REQUIRED_PACKAGES = [
    # Required for apache-beam with PY3
    'avro-python3',
    'apache-beam',
    'pillow',
    'lxml',
    'matplotlib',
    'Cython',
    'contextlib2',
    'tf-slim',
    'six',
    'pycocotools',
    'lvis',
    'scipy',
    'pandas',
    'tf-models-official'
]

setup(
    name='object_detection',
    version='0.1',
    install_requires=REQUIRED_PACKAGES,
    include_package_data=True,
    packages=(
        [p for p in find_packages() if p.startswith('object_detection')] +
        find_packages(where=os.path.join('.', 'slim'))),
    package_dir={
        'datasets': os.path.join('slim', 'datasets'),
        'nets': os.path.join('slim', 'nets'),
        'preprocessing': os.path.join('slim', 'preprocessing'),
        'deployment': os.path.join('slim', 'deployment'),
        'scripts': os.path.join('slim', 'scripts'),
    },
    description='Tensorflow Object Detection Library',
    python_requires='>3.6',
)

I notice that version of tensorflow was changed (from 2.2.0 to 2.4.0) after I installed the Object Detection API. Plus, my newly created conda env which installed tensorflow 2.2.0 could use GPU normally.
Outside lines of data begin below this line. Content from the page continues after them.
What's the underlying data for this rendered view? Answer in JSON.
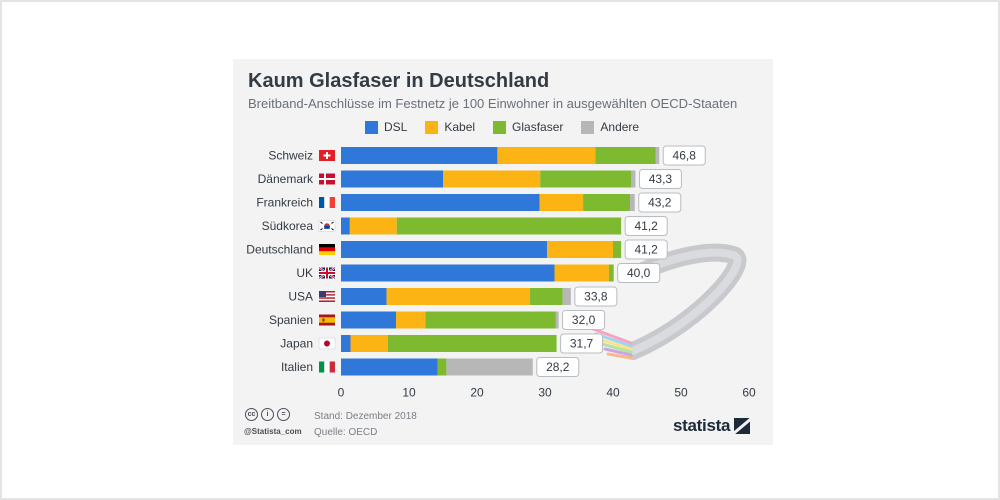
{
  "title": "Kaum Glasfaser in Deutschland",
  "subtitle": "Breitband-Anschlüsse im Festnetz je 100 Einwohner in ausgewählten OECD-Staaten",
  "footer": {
    "stand": "Stand: Dezember 2018",
    "quelle": "Quelle: OECD",
    "handle": "@Statista_com",
    "brand": "statista"
  },
  "chart_data": {
    "type": "bar",
    "orientation": "horizontal",
    "stacked": true,
    "title": "Kaum Glasfaser in Deutschland",
    "subtitle": "Breitband-Anschlüsse im Festnetz je 100 Einwohner in ausgewählten OECD-Staaten",
    "legend_position": "top",
    "grid": false,
    "xlim": [
      0,
      60
    ],
    "x_ticks": [
      "0",
      "10",
      "20",
      "30",
      "40",
      "50",
      "60"
    ],
    "categories": [
      "Schweiz",
      "Dänemark",
      "Frankreich",
      "Südkorea",
      "Deutschland",
      "UK",
      "USA",
      "Spanien",
      "Japan",
      "Italien"
    ],
    "totals": [
      "46,8",
      "43,3",
      "43,2",
      "41,2",
      "41,2",
      "40,0",
      "33,8",
      "32,0",
      "31,7",
      "28,2"
    ],
    "series": [
      {
        "name": "DSL",
        "color": "#2f77d8",
        "values": [
          23.0,
          15.0,
          29.2,
          1.3,
          30.3,
          31.4,
          6.7,
          8.1,
          1.4,
          14.2
        ]
      },
      {
        "name": "Kabel",
        "color": "#fbb414",
        "values": [
          14.4,
          14.3,
          6.4,
          6.9,
          9.7,
          8.0,
          21.1,
          4.3,
          5.5,
          0.0
        ]
      },
      {
        "name": "Glasfaser",
        "color": "#7dba2f",
        "values": [
          8.9,
          13.4,
          6.9,
          33.0,
          1.2,
          0.7,
          4.8,
          19.2,
          24.8,
          1.3
        ]
      },
      {
        "name": "Andere",
        "color": "#b7b7b7",
        "values": [
          0.5,
          0.6,
          0.7,
          0.0,
          0.0,
          0.0,
          1.2,
          0.4,
          0.0,
          12.7
        ]
      }
    ],
    "flags": [
      "ch",
      "dk",
      "fr",
      "kr",
      "de",
      "uk",
      "us",
      "es",
      "jp",
      "it"
    ]
  }
}
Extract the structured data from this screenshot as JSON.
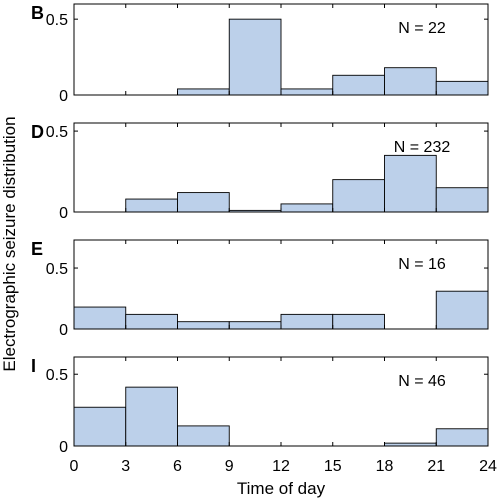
{
  "chart_data": {
    "type": "bar",
    "ylabel": "Electrographic seizure distribution",
    "xlabel": "Time of day",
    "xlim": [
      0,
      24
    ],
    "xticks": [
      "0",
      "3",
      "6",
      "9",
      "12",
      "15",
      "18",
      "21",
      "24"
    ],
    "bar_color": "#bcd0ea",
    "bin_edges": [
      0,
      3,
      6,
      9,
      12,
      15,
      18,
      21,
      24
    ],
    "panels": [
      {
        "label": "B",
        "annotation": "N = 22",
        "ylim": [
          0,
          0.6
        ],
        "yticks": [
          "0",
          "0.5"
        ],
        "values": [
          0,
          0,
          0.04,
          0.5,
          0.04,
          0.13,
          0.18,
          0.09
        ]
      },
      {
        "label": "D",
        "annotation": "N = 232",
        "ylim": [
          0,
          0.55
        ],
        "yticks": [
          "0",
          "0.5"
        ],
        "values": [
          0,
          0.08,
          0.12,
          0.01,
          0.05,
          0.2,
          0.35,
          0.15
        ]
      },
      {
        "label": "E",
        "annotation": "N = 16",
        "ylim": [
          0,
          0.73
        ],
        "yticks": [
          "0",
          "0.5"
        ],
        "values": [
          0.18,
          0.12,
          0.06,
          0.06,
          0.12,
          0.12,
          0,
          0.31
        ]
      },
      {
        "label": "I",
        "annotation": "N = 46",
        "ylim": [
          0,
          0.62
        ],
        "yticks": [
          "0",
          "0.5"
        ],
        "values": [
          0.27,
          0.41,
          0.14,
          0,
          0,
          0,
          0.02,
          0.12
        ]
      }
    ]
  }
}
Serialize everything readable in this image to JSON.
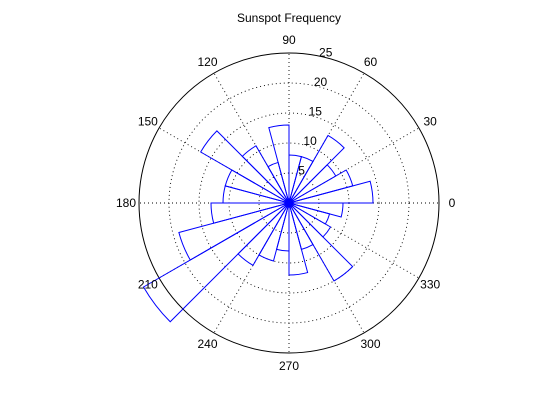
{
  "chart_data": {
    "type": "polar-rose",
    "title": "Sunspot Frequency",
    "angular_ticks": [
      {
        "deg": 0,
        "label": "0"
      },
      {
        "deg": 30,
        "label": "30"
      },
      {
        "deg": 60,
        "label": "60"
      },
      {
        "deg": 90,
        "label": "90"
      },
      {
        "deg": 120,
        "label": "120"
      },
      {
        "deg": 150,
        "label": "150"
      },
      {
        "deg": 180,
        "label": "180"
      },
      {
        "deg": 210,
        "label": "210"
      },
      {
        "deg": 240,
        "label": "240"
      },
      {
        "deg": 270,
        "label": "270"
      },
      {
        "deg": 300,
        "label": "300"
      },
      {
        "deg": 330,
        "label": "330"
      }
    ],
    "radial_ticks": [
      5,
      10,
      15,
      20,
      25
    ],
    "rmax": 25,
    "grid": true,
    "bin_width_deg": 15,
    "bin_centers_deg": [
      7.5,
      22.5,
      37.5,
      52.5,
      67.5,
      82.5,
      97.5,
      112.5,
      127.5,
      142.5,
      157.5,
      172.5,
      187.5,
      202.5,
      217.5,
      232.5,
      247.5,
      262.5,
      277.5,
      292.5,
      307.5,
      322.5,
      337.5,
      352.5
    ],
    "values": [
      14,
      11,
      9,
      13,
      8,
      8,
      13,
      7,
      11,
      17,
      11,
      11,
      13,
      19,
      28,
      12,
      10,
      8,
      12,
      8,
      15,
      8,
      7,
      9
    ]
  }
}
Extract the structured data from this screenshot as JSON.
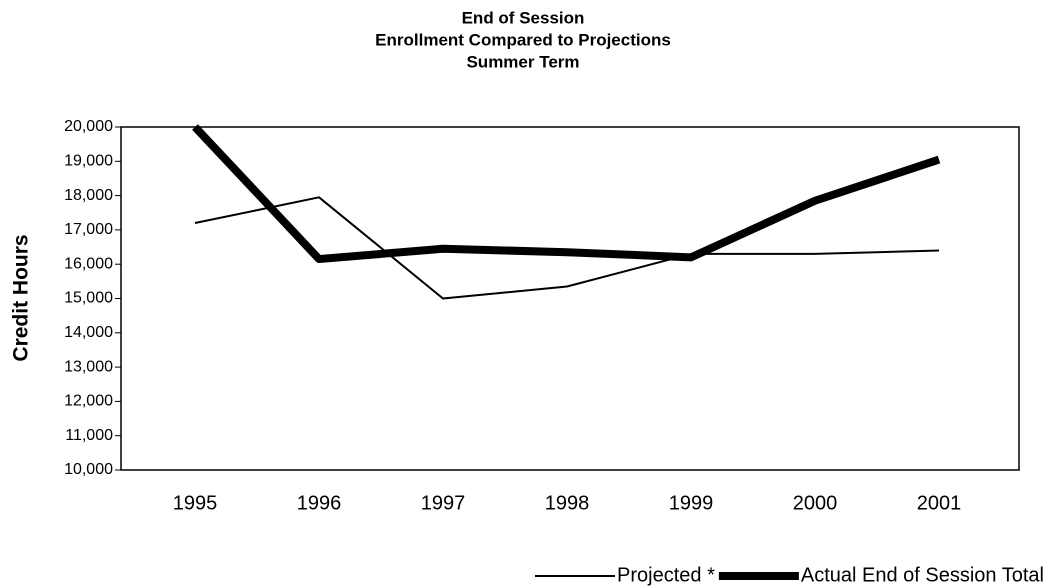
{
  "chart_data": {
    "type": "line",
    "title": [
      "End of Session",
      "Enrollment Compared to Projections",
      "Summer Term"
    ],
    "y_label": "Credit Hours",
    "categories": [
      "1995",
      "1996",
      "1997",
      "1998",
      "1999",
      "2000",
      "2001"
    ],
    "series": [
      {
        "name": "Projected *",
        "color": "#000000",
        "line_width": 2,
        "values": [
          17200,
          17950,
          15000,
          15350,
          16300,
          16300,
          16400
        ]
      },
      {
        "name": "Actual End of Session Total",
        "color": "#000000",
        "line_width": 8,
        "values": [
          20000,
          16150,
          16450,
          16350,
          16200,
          17850,
          19050
        ]
      }
    ],
    "ylim": [
      10000,
      20000
    ],
    "yticks": [
      {
        "value": 10000,
        "label": "10,000"
      },
      {
        "value": 11000,
        "label": "11,000"
      },
      {
        "value": 12000,
        "label": "12,000"
      },
      {
        "value": 13000,
        "label": "13,000"
      },
      {
        "value": 14000,
        "label": "14,000"
      },
      {
        "value": 15000,
        "label": "15,000"
      },
      {
        "value": 16000,
        "label": "16,000"
      },
      {
        "value": 17000,
        "label": "17,000"
      },
      {
        "value": 18000,
        "label": "18,000"
      },
      {
        "value": 19000,
        "label": "19,000"
      },
      {
        "value": 20000,
        "label": "20,000"
      }
    ],
    "grid": false,
    "legend": "bottom-right"
  }
}
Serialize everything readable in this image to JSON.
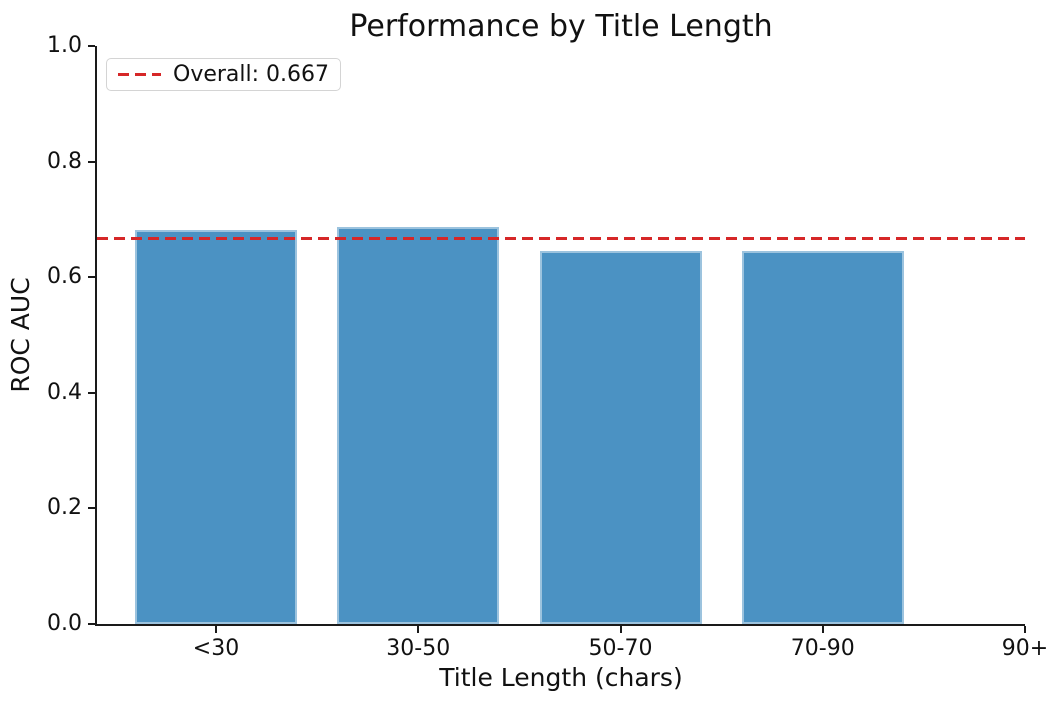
{
  "chart_data": {
    "type": "bar",
    "title": "Performance by Title Length",
    "xlabel": "Title Length (chars)",
    "ylabel": "ROC AUC",
    "categories": [
      "<30",
      "30-50",
      "50-70",
      "70-90",
      "90+"
    ],
    "values": [
      0.681,
      0.687,
      0.645,
      0.645,
      0.0
    ],
    "ylim": [
      0.0,
      1.0
    ],
    "yticks": [
      0.0,
      0.2,
      0.4,
      0.6,
      0.8,
      1.0
    ],
    "ytick_labels": [
      "0.0",
      "0.2",
      "0.4",
      "0.6",
      "0.8",
      "1.0"
    ],
    "grid": false,
    "bar_color": "#4b92c3",
    "axis_color": "#1a1a1a",
    "legend_position": "upper left",
    "reference_line": {
      "value": 0.667,
      "label": "Overall: 0.667",
      "color": "#d62728",
      "style": "dashed"
    }
  }
}
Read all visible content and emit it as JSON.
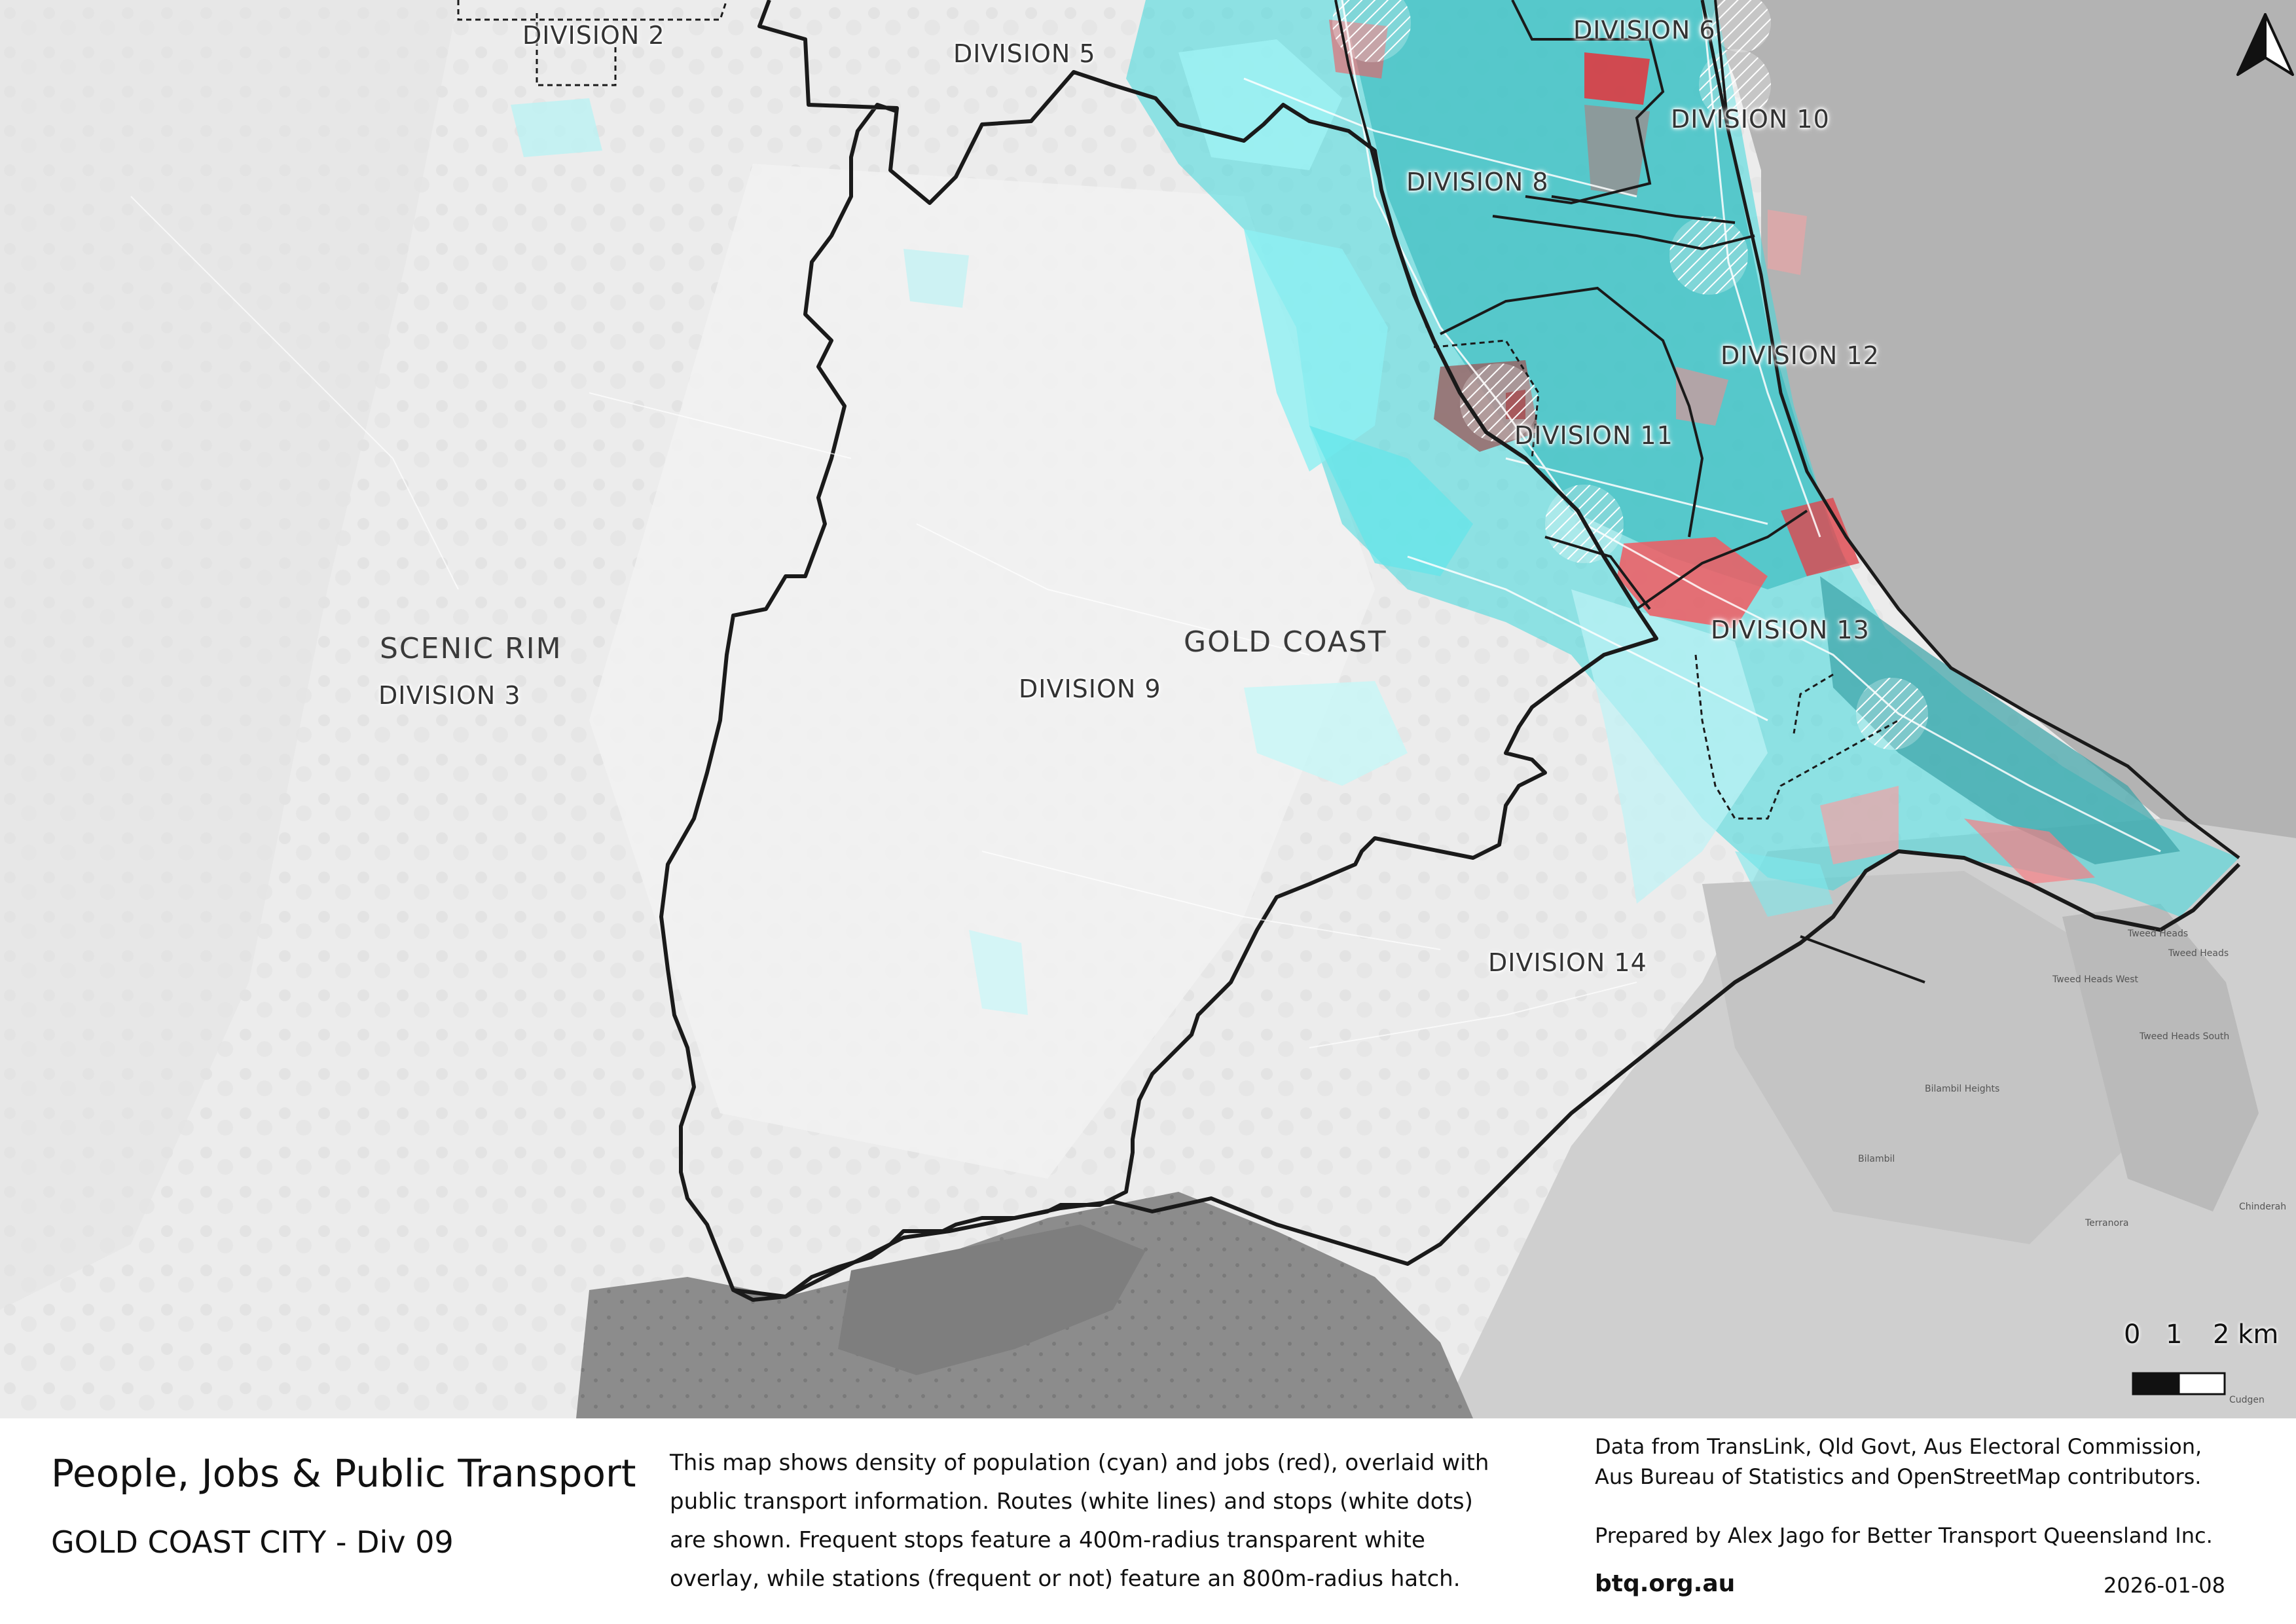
{
  "map": {
    "regions": {
      "scenic_rim": "SCENIC RIM",
      "gold_coast": "GOLD COAST"
    },
    "divisions": {
      "div2": "DIVISION 2",
      "div3": "DIVISION 3",
      "div5": "DIVISION 5",
      "div6": "DIVISION 6",
      "div8": "DIVISION 8",
      "div9": "DIVISION 9",
      "div10": "DIVISION 10",
      "div11": "DIVISION 11",
      "div12": "DIVISION 12",
      "div13": "DIVISION 13",
      "div14": "DIVISION 14"
    },
    "places": {
      "tweed_heads": "Tweed Heads",
      "tweed_heads_west": "Tweed Heads West",
      "tweed_heads_south": "Tweed Heads South",
      "bilambil_heights": "Bilambil Heights",
      "bilambil": "Bilambil",
      "terranora": "Terranora",
      "chinderah": "Chinderah",
      "cudgen": "Cudgen"
    },
    "colors": {
      "population": "#33e4e8",
      "jobs": "#f25a61",
      "ocean": "#b3b3b3",
      "boundary": "#1a1a1a"
    },
    "scale_bar": {
      "ticks": [
        "0",
        "1",
        "2 km"
      ]
    },
    "north_arrow": "north-arrow-icon"
  },
  "footer": {
    "title": "People, Jobs & Public Transport",
    "subtitle": "GOLD COAST CITY - Div 09",
    "description": [
      "This map shows density of population (cyan) and jobs (red), overlaid with",
      "public transport information. Routes (white lines) and stops (white dots)",
      "are shown. Frequent stops feature a 400m-radius transparent white",
      "overlay, while stations (frequent or not) feature an 800m-radius hatch."
    ],
    "sources": [
      "Data from TransLink,  Qld Govt,  Aus Electoral Commission,",
      "Aus Bureau of Statistics and OpenStreetMap contributors."
    ],
    "prepared_by": "Prepared by Alex Jago for Better Transport Queensland Inc.",
    "website": "btq.org.au",
    "date": "2026-01-08"
  }
}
Does the version of tensorflow make me cannot use GPU? If so, how do I install packages without changing the version of the other packages.


Solution

  • Tensorflow 2.2 uses CUDA 10.1 but after running the object-detection api your tensorflow is getting updated to 2.4, at which point GPU no longer is used to run the default test program.

    This is because, Tensorflow 2.4.0 uses CUDA 11.0. If you simply update cuda to the right version, you will have this working.